Uranium One, a subsidiary of Russia’s nuclear power authority Rosatom, has made its first shipment of 3,000 tonnes of wood pellets to Italy. The second shipment is due to be delivered in December.
Rosatom is actively developing low-carbon energy and supplies of pellets as biofuel are one of the most promising sectors of its activity in the sector. Production of pellets involves the use of sawdust, woodchips, small tree trunks and branches.
Wood pellet biofuel is considered a renewable energy source and its use is seen as a “green” replacement for coal. According to research by Illinois University, the level of direct CO2 emissions when using biofuels is 79-85 % less than those associated with the burning of coal.
The production of biofuels involves the use of waste products from the logging and woodworking industries rather than valuable and expensive wood.
Uranium One was granted international certificates in 2019 allowing it to sell biofuel on European markets and its first shipments of pellets went to Finland and Britain. Orders began to increase this year and as of now, it has secured contracts worth more than 5 million euros. Orders to be filled in 2021 have already totalled 60,000 tonnes.

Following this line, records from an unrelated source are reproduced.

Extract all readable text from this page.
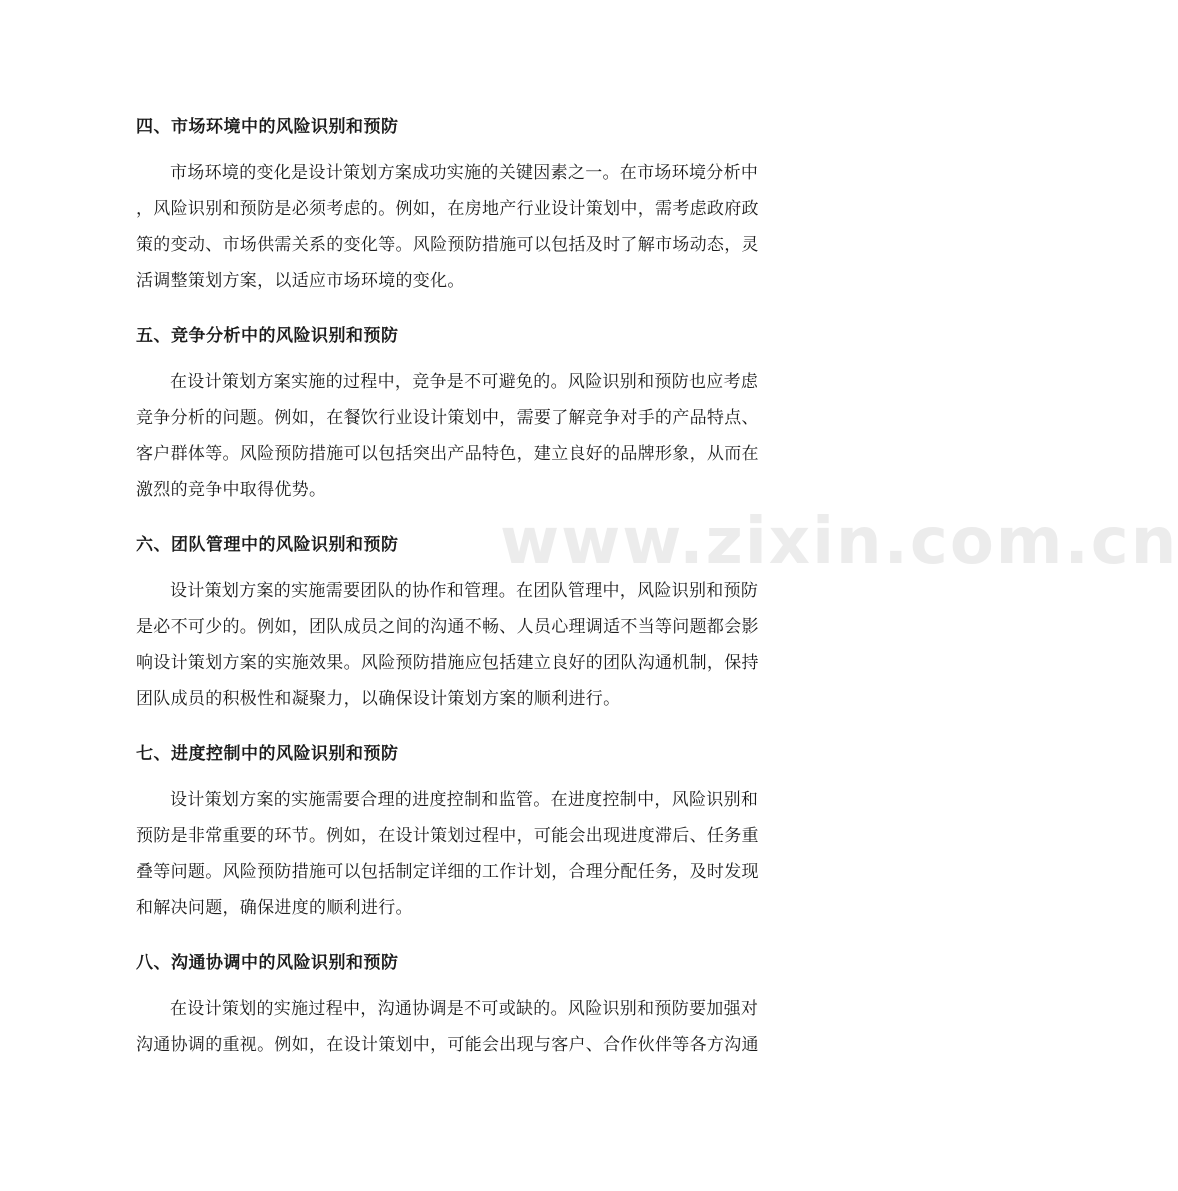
www.zixin.com.cn
四、市场环境中的风险识别和预防
市场环境的变化是设计策划方案成功实施的关键因素之一。在市场环境分析中
，风险识别和预防是必须考虑的。例如，在房地产行业设计策划中，需考虑政府政
策的变动、市场供需关系的变化等。风险预防措施可以包括及时了解市场动态，灵
活调整策划方案，以适应市场环境的变化。
五、竞争分析中的风险识别和预防
在设计策划方案实施的过程中，竞争是不可避免的。风险识别和预防也应考虑
竞争分析的问题。例如，在餐饮行业设计策划中，需要了解竞争对手的产品特点、
客户群体等。风险预防措施可以包括突出产品特色，建立良好的品牌形象，从而在
激烈的竞争中取得优势。
六、团队管理中的风险识别和预防
设计策划方案的实施需要团队的协作和管理。在团队管理中，风险识别和预防
是必不可少的。例如，团队成员之间的沟通不畅、人员心理调适不当等问题都会影
响设计策划方案的实施效果。风险预防措施应包括建立良好的团队沟通机制，保持
团队成员的积极性和凝聚力，以确保设计策划方案的顺利进行。
七、进度控制中的风险识别和预防
设计策划方案的实施需要合理的进度控制和监管。在进度控制中，风险识别和
预防是非常重要的环节。例如，在设计策划过程中，可能会出现进度滞后、任务重
叠等问题。风险预防措施可以包括制定详细的工作计划，合理分配任务，及时发现
和解决问题，确保进度的顺利进行。
八、沟通协调中的风险识别和预防
在设计策划的实施过程中，沟通协调是不可或缺的。风险识别和预防要加强对
沟通协调的重视。例如，在设计策划中，可能会出现与客户、合作伙伴等各方沟通
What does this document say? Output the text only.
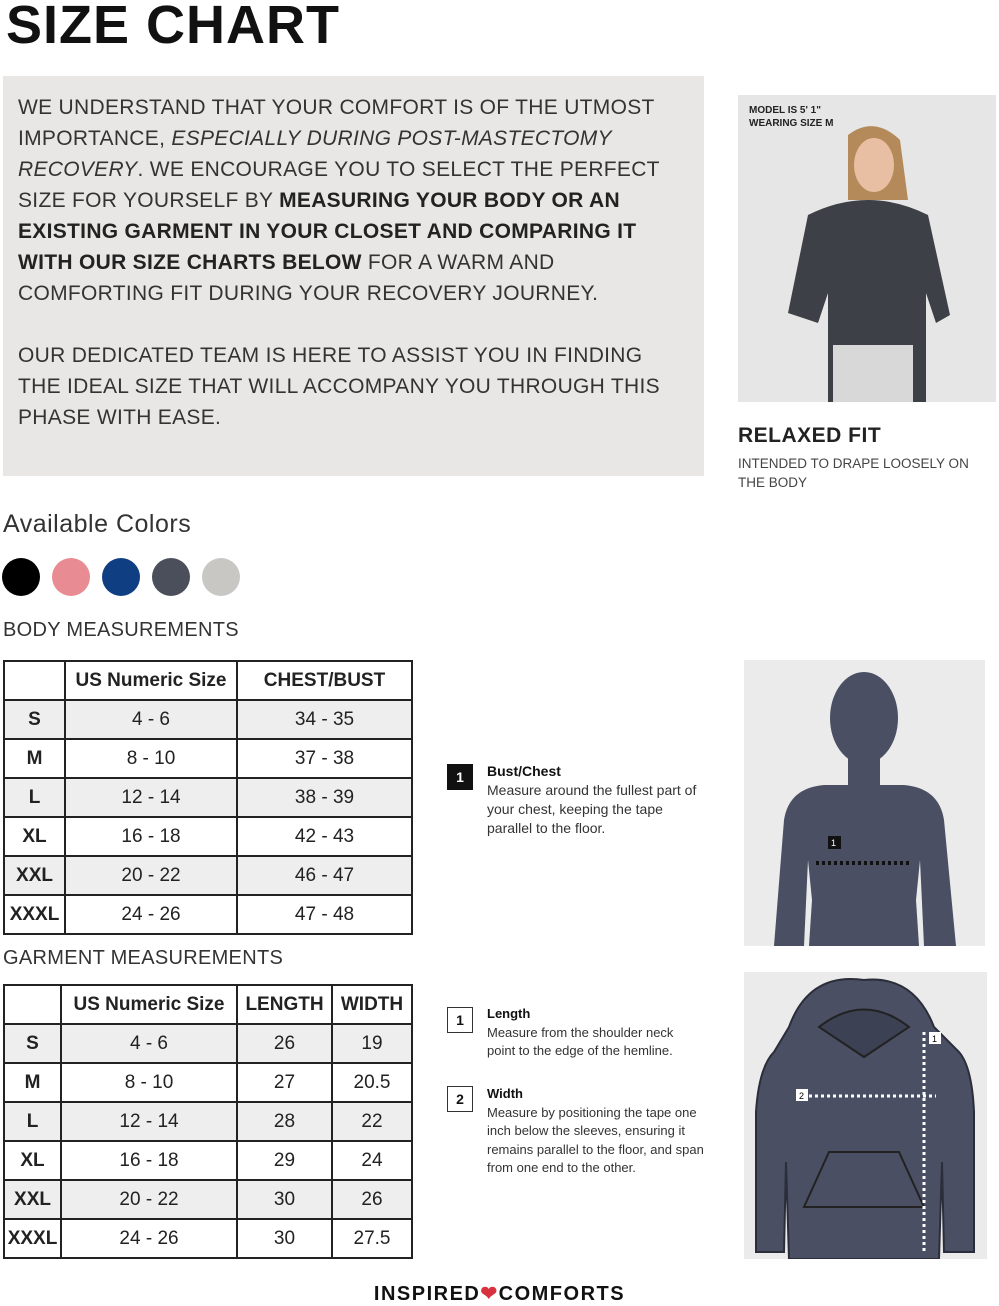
SIZE CHART

WE UNDERSTAND THAT YOUR COMFORT IS OF THE UTMOST IMPORTANCE, ESPECIALLY DURING POST-MASTECTOMY RECOVERY. WE ENCOURAGE YOU TO SELECT THE PERFECT SIZE FOR YOURSELF BY MEASURING YOUR BODY OR AN EXISTING GARMENT IN YOUR CLOSET AND COMPARING IT WITH OUR SIZE CHARTS BELOW FOR A WARM AND COMFORTING FIT DURING YOUR RECOVERY JOURNEY.

OUR DEDICATED TEAM IS HERE TO ASSIST YOU IN FINDING THE IDEAL SIZE THAT WILL ACCOMPANY YOU THROUGH THIS PHASE WITH EASE.

MODEL IS 5' 1"
WEARING SIZE M
RELAXED FIT
INTENDED TO DRAPE LOOSELY ON THE BODY
Available Colors
BODY MEASUREMENTS
	US Numeric Size	CHEST/BUST
S	4 - 6	34 - 35
M	8 - 10	37 - 38
L	12 - 14	38 - 39
XL	16 - 18	42 - 43
XXL	20 - 22	46 - 47
XXXL	24 - 26	47 - 48
GARMENT MEASUREMENTS
	US Numeric Size	LENGTH	WIDTH
S	4 - 6	26	19
M	8 - 10	27	20.5
L	12 - 14	28	22
XL	16 - 18	29	24
XXL	20 - 22	30	26
XXXL	24 - 26	30	27.5
1	Bust/Chest
Measure around the fullest part of your chest, keeping the tape parallel to the floor.
1	Length
Measure from the shoulder neck point to the edge of the hemline.
2	Width
Measure by positioning the tape one inch below the sleeves, ensuring it remains parallel to the floor, and span from one end to the other.
1
1
2
INSPIRED❤COMFORTS
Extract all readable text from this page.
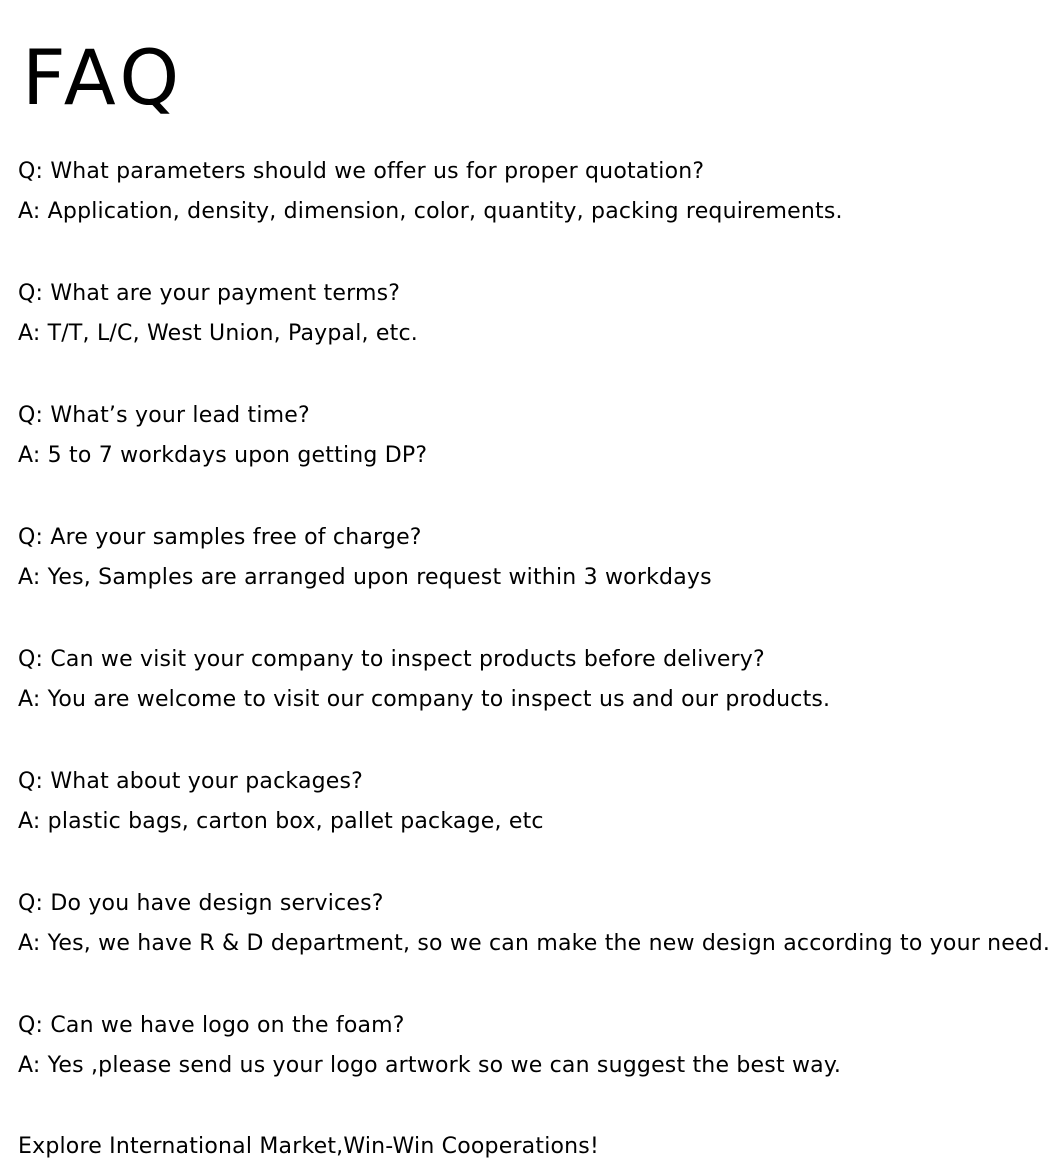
FAQ
Q: What parameters should we offer us for proper quotation?
A: Application, density, dimension, color, quantity, packing requirements.
Q: What are your payment terms?
A: T/T, L/C, West Union, Paypal, etc.
Q: What’s your lead time?
A: 5 to 7 workdays upon getting DP?
Q: Are your samples free of charge?
A: Yes, Samples are arranged upon request within 3 workdays
Q: Can we visit your company to inspect products before delivery?
A: You are welcome to visit our company to inspect us and our products.
Q: What about your packages?
A: plastic bags, carton box, pallet package, etc
Q: Do you have design services?
A: Yes, we have R & D department, so we can make the new design according to your need.
Q: Can we have logo on the foam?
A: Yes ,please send us your logo artwork so we can suggest the best way.
Explore International Market,Win-Win Cooperations!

The Italian biofuel market is one of the most promising. Some 1 million boilers in private dwellings are now using Russian wood-based biomass – five times more than in Germany.
“Our strategy is to develop low-carbon energy. In addition to nuclear power, we invest in low-carbon and renewable energy sources like wind power,” said Rosatom Chief Executive Alexey Likachev. “In this context, bioenergy – a part of low-carbon energy – is a logical new branch of business.”